"Keysaa!" Suara melengking Ulfa membuat Keysa menoleh, dia sedikit terkejut melihat Shinta dan Ulfa datang lebih pagi dari biasanya.
"Tumben?"
"Kalau gak gue obrak-abrik bakal telat lagi nih bocah," sahut Shinta yang sengaja menginap di rumah Ulfa selama ujian, seperti ujian sebelum-sebelumnya, Shinta memang sering diminta mama Ulfa untuk menginap sekalian belajar bareng.
Keysa melihat jarum jam di pergelangan tangan kirinya, bahkan biasanya Shinta juga tidak datang sepagi ini.
"Belajar di perpus, apa di kelas aja?" Tawar Ulfa, karena ini hari pertama ujian jadi biasanya sebelum bel masuk mereka akan baca-baca materi semalam yang sudah dipelajari.
"Perpus aja lebih sepi."
"Oke, yukk."
Seperti bare bear, 3 sahabta ini menuju perpus sambil membicarakan banyak hal yang diselingi tawa. Tapi tawa itu mereda saat tiba-tiba seorang cowok tinggi tanpa jaket hitamnya melewati Keysa, menunjukkan punggung khasnya dengan langkah kaki jenjangnya. Hawa dingin itu, dan punggung yang tak asing langsung Keysa kenali walau penampilannya cukup berbeda pagi ini, tapi ada yang membuat mata Keysa mengarah ke satu titik tanpa lepas.

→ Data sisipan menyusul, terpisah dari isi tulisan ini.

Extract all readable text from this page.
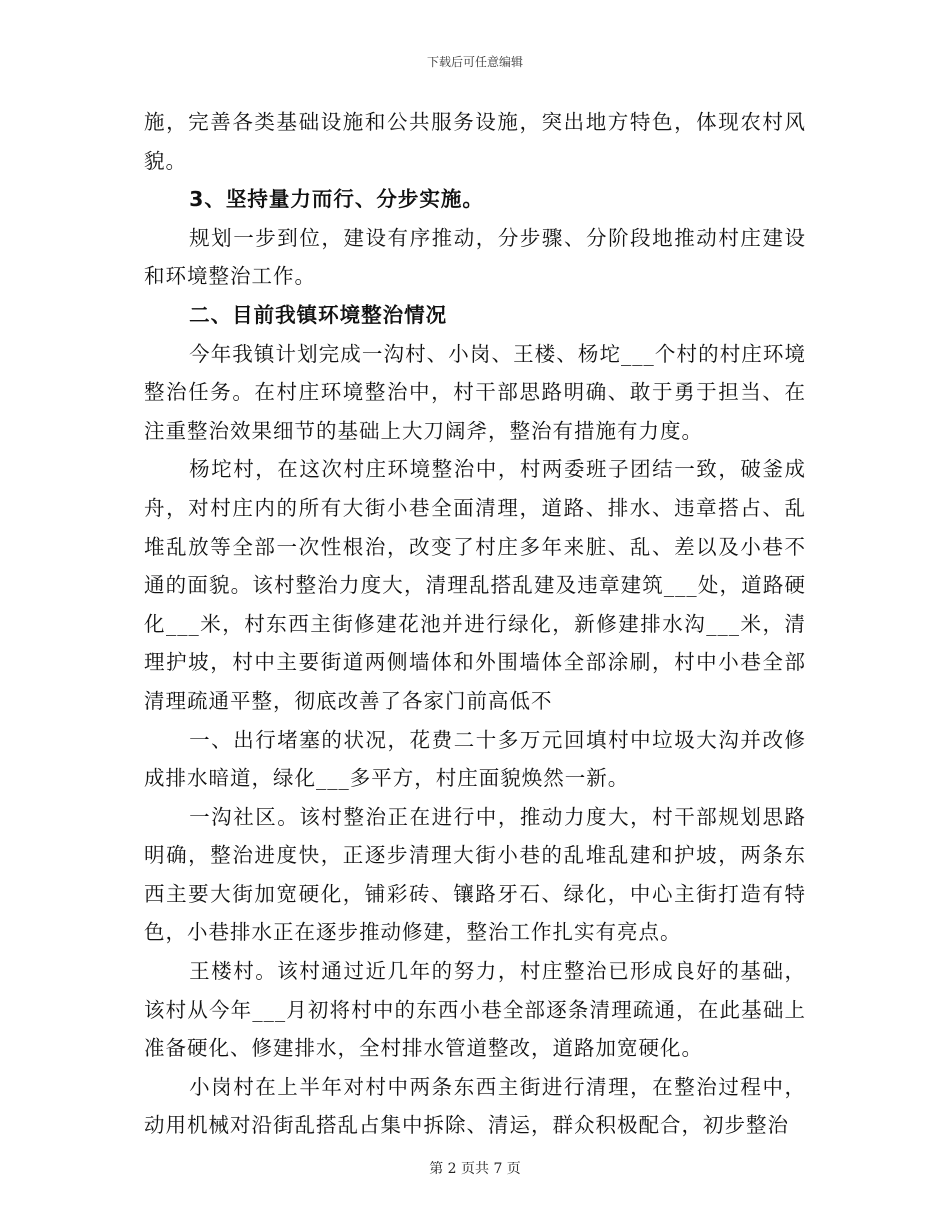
下载后可任意编辑

施，完善各类基础设施和公共服务设施，突出地方特色，体现农村风貌。

3、坚持量力而行、分步实施。

规划一步到位，建设有序推动，分步骤、分阶段地推动村庄建设和环境整治工作。

二、目前我镇环境整治情况

今年我镇计划完成一沟村、小岗、王楼、杨坨___个村的村庄环境整治任务。在村庄环境整治中，村干部思路明确、敢于勇于担当、在注重整治效果细节的基础上大刀阔斧，整治有措施有力度。

杨坨村，在这次村庄环境整治中，村两委班子团结一致，破釜成舟，对村庄内的所有大街小巷全面清理，道路、排水、违章搭占、乱堆乱放等全部一次性根治，改变了村庄多年来脏、乱、差以及小巷不通的面貌。该村整治力度大，清理乱搭乱建及违章建筑___处，道路硬化___米，村东西主街修建花池并进行绿化，新修建排水沟___米，清理护坡，村中主要街道两侧墙体和外围墙体全部涂刷，村中小巷全部清理疏通平整，彻底改善了各家门前高低不

一、出行堵塞的状况，花费二十多万元回填村中垃圾大沟并改修成排水暗道，绿化___多平方，村庄面貌焕然一新。

一沟社区。该村整治正在进行中，推动力度大，村干部规划思路明确，整治进度快，正逐步清理大街小巷的乱堆乱建和护坡，两条东西主要大街加宽硬化，铺彩砖、镶路牙石、绿化，中心主街打造有特色，小巷排水正在逐步推动修建，整治工作扎实有亮点。

王楼村。该村通过近几年的努力，村庄整治已形成良好的基础，该村从今年___月初将村中的东西小巷全部逐条清理疏通，在此基础上准备硬化、修建排水，全村排水管道整改，道路加宽硬化。

小岗村在上半年对村中两条东西主街进行清理，在整治过程中，动用机械对沿街乱搭乱占集中拆除、清运，群众积极配合，初步整治

第 2 页共 7 页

Di tas hitam yang menutupi punggung itu, tergantung sebuah cupcake kecil yang mengayun kemanan dan kemiri mengikuti irama langkah.
"Anant ya?" Suara Shinta membuyarkan tatapan Keysa.
"Hm," Keysa mengangguk dengan senyuman kecil yang tak bisa ia sembunyikan.
"Gantungan itu!" Ulfa ikut menyadari benda di tas Ananta, yang membuat Keysa tersenyum makin lebar sambil menatap Ulfa dan Shinta.
Pagi ini rasanya Keysa mendapat vitamin yang meringankan persendiannya, vitamin yang membuat oksigen dengan lancar memasuki otaknya. Ananta membuat paginya berbunga kembali seperti dulu, rasa yang pernah hampir mati dan hilang itu kini kembali. Sejenak, Keysa lupa akan perpisahan yang sedang menunggunya.
....
"Keyy."
"Boni?"
"Sendirian aja, mau pulang bareng gue?"
Tiba-tiba Ananta lewat dan berjalan ke arah motornya, melihat mata Keysa yang memperhatikan Ananta, Boni merasa dirinya semakin jauh untuk bisa memperjuangkan perasaannya.
"Lo mau pulang bareng Anant?" Tanya Boni yang langsung membuat Keysa mengalihkan pandangannya dari Ananta.
"Dia pulang bareng gue." Suara berat Roy tiba-tiba menyahut.
"Roy."
"Pakek," ucap Roy menyodorkan helm putih ke arahnya, Keysa mengambil dan langsung memakainya.
"Ya udah gue duluan ya,Key."
"Hati-hati, Bon." Ucap Keysa dengan senyumannya.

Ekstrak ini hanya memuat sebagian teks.